Meats and seafood: 15 percent. Eggs and dairy: 10 percent. Snacks: 5 percent.
No, these are not the FDA’s new dietary guidelines; they’re a new way to look at the way we’re shopping at the grocery store, courtesy of a data visualization expert at Netflix.
By day, Susie Lu is just that; by night, she’s a comics illustrator (@susie_draws on Instagram) and a painter. And she also spends her downtime visualizing data for fun, aka thinking of ways to represent statistical information in a clear and visually compelling way.
Unless you’re an extreme couponer in your heart of hearts, there’s a good chance that you’ve spent fairly little time reading your receipts, not least because they’re pretty boring to read. That means that, even though each receipt provides an itemized list of what you’re eating on a weekly or monthly basis, you’re probably not getting a clear picture of your diet and eating habits, or your ability to budget, based on your receipts. But now, thanks to Lu, you could:
Early prototypes of reviziting the receipt, one piece of a larger question I want explore: how can viz be integrated into everyday experiences? pic.twitter.com/hswtVFp0oc
“I was compelled to think of ways that data visualization could be used to redesign everyday experiences,” Lu told Fast Company. “The receipt was the idea I was most excited to play with first.”

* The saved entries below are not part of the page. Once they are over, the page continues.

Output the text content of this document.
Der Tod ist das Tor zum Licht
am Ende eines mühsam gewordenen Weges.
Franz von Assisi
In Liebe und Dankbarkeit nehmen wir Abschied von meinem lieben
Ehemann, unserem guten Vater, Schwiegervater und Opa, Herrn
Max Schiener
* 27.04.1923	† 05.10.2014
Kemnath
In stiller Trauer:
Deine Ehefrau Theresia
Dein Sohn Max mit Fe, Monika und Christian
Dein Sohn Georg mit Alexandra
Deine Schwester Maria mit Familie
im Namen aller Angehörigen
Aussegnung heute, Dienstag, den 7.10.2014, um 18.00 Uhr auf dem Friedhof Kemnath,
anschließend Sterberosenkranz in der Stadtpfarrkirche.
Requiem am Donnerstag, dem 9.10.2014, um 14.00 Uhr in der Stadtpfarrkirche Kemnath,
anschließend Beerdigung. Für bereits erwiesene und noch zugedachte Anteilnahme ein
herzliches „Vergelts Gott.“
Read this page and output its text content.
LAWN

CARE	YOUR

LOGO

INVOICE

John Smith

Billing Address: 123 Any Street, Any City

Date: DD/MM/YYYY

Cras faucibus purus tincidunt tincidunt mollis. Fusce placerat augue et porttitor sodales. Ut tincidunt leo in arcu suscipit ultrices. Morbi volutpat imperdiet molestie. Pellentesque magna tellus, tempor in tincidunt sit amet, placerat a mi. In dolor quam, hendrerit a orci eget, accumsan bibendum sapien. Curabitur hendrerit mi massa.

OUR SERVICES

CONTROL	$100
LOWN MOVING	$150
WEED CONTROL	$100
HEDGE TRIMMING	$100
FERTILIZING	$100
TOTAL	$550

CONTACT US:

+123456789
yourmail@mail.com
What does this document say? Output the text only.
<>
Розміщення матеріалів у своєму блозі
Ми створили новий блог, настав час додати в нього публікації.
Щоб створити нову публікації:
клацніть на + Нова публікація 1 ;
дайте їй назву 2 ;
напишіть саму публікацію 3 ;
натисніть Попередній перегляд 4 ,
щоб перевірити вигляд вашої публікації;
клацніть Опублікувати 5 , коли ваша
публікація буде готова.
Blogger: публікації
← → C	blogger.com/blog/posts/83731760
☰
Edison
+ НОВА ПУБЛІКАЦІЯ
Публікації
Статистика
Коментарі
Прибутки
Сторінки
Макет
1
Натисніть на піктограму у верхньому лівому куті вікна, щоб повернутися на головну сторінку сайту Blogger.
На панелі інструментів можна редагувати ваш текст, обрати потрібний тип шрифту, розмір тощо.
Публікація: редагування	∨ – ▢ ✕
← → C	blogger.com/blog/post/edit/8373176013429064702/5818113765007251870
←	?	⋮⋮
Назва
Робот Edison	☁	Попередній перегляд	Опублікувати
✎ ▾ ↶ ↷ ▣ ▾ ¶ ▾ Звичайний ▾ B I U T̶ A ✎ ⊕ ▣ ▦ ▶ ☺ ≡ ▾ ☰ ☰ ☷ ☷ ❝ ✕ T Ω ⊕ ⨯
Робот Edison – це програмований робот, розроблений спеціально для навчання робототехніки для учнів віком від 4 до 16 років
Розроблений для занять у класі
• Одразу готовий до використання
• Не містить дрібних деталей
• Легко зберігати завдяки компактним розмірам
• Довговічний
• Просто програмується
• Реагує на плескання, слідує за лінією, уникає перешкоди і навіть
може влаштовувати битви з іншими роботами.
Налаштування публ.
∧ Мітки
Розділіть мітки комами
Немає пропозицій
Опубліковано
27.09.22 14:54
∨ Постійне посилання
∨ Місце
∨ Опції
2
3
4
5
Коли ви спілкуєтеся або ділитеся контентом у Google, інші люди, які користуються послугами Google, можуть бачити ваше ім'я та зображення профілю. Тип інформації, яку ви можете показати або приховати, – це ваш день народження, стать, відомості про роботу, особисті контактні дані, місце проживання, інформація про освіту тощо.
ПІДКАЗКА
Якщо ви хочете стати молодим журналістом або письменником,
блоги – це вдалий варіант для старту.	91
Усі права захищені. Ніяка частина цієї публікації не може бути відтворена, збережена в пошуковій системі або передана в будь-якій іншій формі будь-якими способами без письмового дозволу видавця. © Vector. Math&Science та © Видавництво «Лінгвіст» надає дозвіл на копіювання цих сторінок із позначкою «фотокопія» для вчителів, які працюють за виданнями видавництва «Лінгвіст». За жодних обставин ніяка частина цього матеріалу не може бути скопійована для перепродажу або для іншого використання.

Lu’s early designs feature a few key data visualization points that you’d never think to look for otherwise: a bubble chart that reflects how much of your bill was spent on each category, plus percentages, followed by an itemized list that further breaks down your spending. A bar chart under each item shows, for example, what portion of your “meat and seafood” purchases was taken up by a steak versus a chicken, et cetera.
However, at least when it comes to paper receipts, there are still a few physical limitations that made Lu’s idea difficult to execute, one of them being that receipt paper is not meant for high-resolution printing. Secondly, the thermal printers currently available, and used by businesses far and wide, have rather limited artistic ability of their own—they can’t draw horizontal lines, as Lu discovered.
For now, that means Lu’s designs will probably not be coming out of the receipt machine at your neighborhood grocery anytime soon. But perhaps her idea will set the standard for digital receipts. And if any giant grocery chains are on the lookout for a way to drive up a loyal fanbase, we invite you to invest some resources in Lu’s work.